Blockchain in Logistics Expected to Grow Through 2025 According to a New Study
A new report focusing on blockchain in logistics, published by Indian research firm Business Industry Reports reveals the actual size of the market in a SWOT (Strenght, Weakness, Opportunities, Threat) fashion, while it dives into the macroeconomics of some of the key players leading the global blockchain industry.
The 96-page long paid document costs $2,350 a PDF, although one-pagers can be requested directly at BI Reports’ website, while some insights can be found scattered across PR publishers online.
We’ve seen similar pricing by internationally accredited research firms and groups who subject blockchain technology into their latest reports, so it shouldn’t come as a surprise – especially when considering the amount of cherry-picked ready-to-absorb information harvested and organized by each respective research firm.
Whether your business is in need for such intel or not, we’ll try to present some of the highlights of the document as found at OpenPR, in an attempt to understand why the industry is shifting towards blockchain-specific applications, and why the logistics and supply chain industries are the driving forces behind this enterprise-grade trend.
How Blockchain Transforms The Supply-Chain Industry
We already know for a fact the supply chain industry is one of the most demanding, if not THE most demanding sector for blockchain technology, if we put aside alternative monetary systems such as Bitcoin, and focus on the business administration possibilities presented with a distributed ledger architecture.

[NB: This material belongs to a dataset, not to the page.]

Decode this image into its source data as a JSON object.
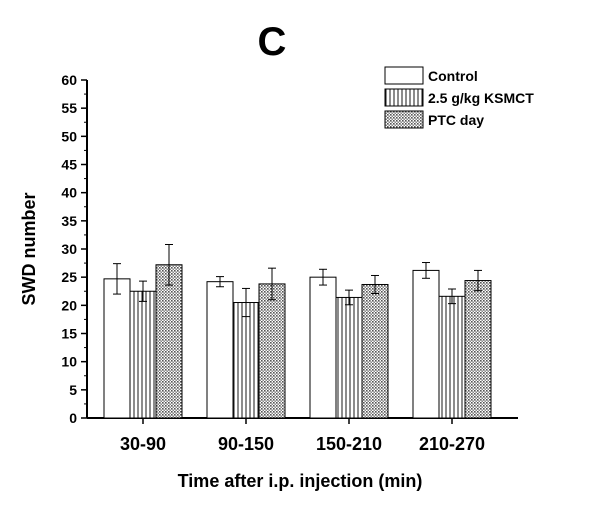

Basically, if you analogize what’s missing from the current business models flooding the supply chain and logistics industry, blockchain makes almost absolute sense even from the first glimpse.
It offers the ability to register information regarding the origin, transfer, and storage conditions of an item on an immutable distributed ledger, where items can be tracked, authenticated and exchanged in the form of digital assets. At the same time, since we’re using DLT, the information is accessible by anyone involved in the supply chain of a specific product eliminating the need for frequent b2b communication, update letters, etc.
In one of our previous articles, we mentioned Christian Di Giorgio, the head of DLT at Inacta AG, a Swiss blockchain services provider who said:
“Crime pays when provenance is broken. The issue is knowing where a product comes from, knowing that it’s genuine. It runs from shoes to bags to the pharma industry and B2B market — medicine and car parts, for example.”
If this doesn’t make any sense, you can always sharpen your understanding of blockchain technology and its applications here.
Blockchain In Logistics Expected To Grow Through 2025 According To BI Reports
Business Industry Reports agree that transparency and optimization protocols make blockchain a natural scaling solution for the supply chain and logistics industries, suggesting that the demand for such solutions capable of upscaling logistical operations to the next level will keep growing until mid-decade.
Based on the crumbs of the information left at OpenPR, the Asia-Pacific region is expected to showcase the highest growth in the market between 2020 and 2024, attributing it to the increased demands of the local end-consumers.
Furthermore, the document implies that North America is the second-largest market for blockchain in logistics, while Europe is projected to be left quite behind, due to legal restrictions and regulations that don’t do any good to short-term blockchain adoption as expressed by China, and the US.
Some of the key industrial players heavily tackling with the opportunities presented include IBM, Maersk, Microsoft, Alibaba, Amazon, Walmart, Lynx, ShipChai, Deutsche Telekom, Vodafone, and more top-shelf companies that realize the vast potential unlocked with blockchain technology.
Although that’s a sneak peek of what’s presented in the full document, it seems that the overall intel is accurate based on global metrics and data on the subject, having in mind the supply-chain industry is indeed the leading sector in blockchain adoption on a business-level, and companies involved with its growth are obviously logistics giants, telecommunication firms, and other supply-chain infrastructure providers.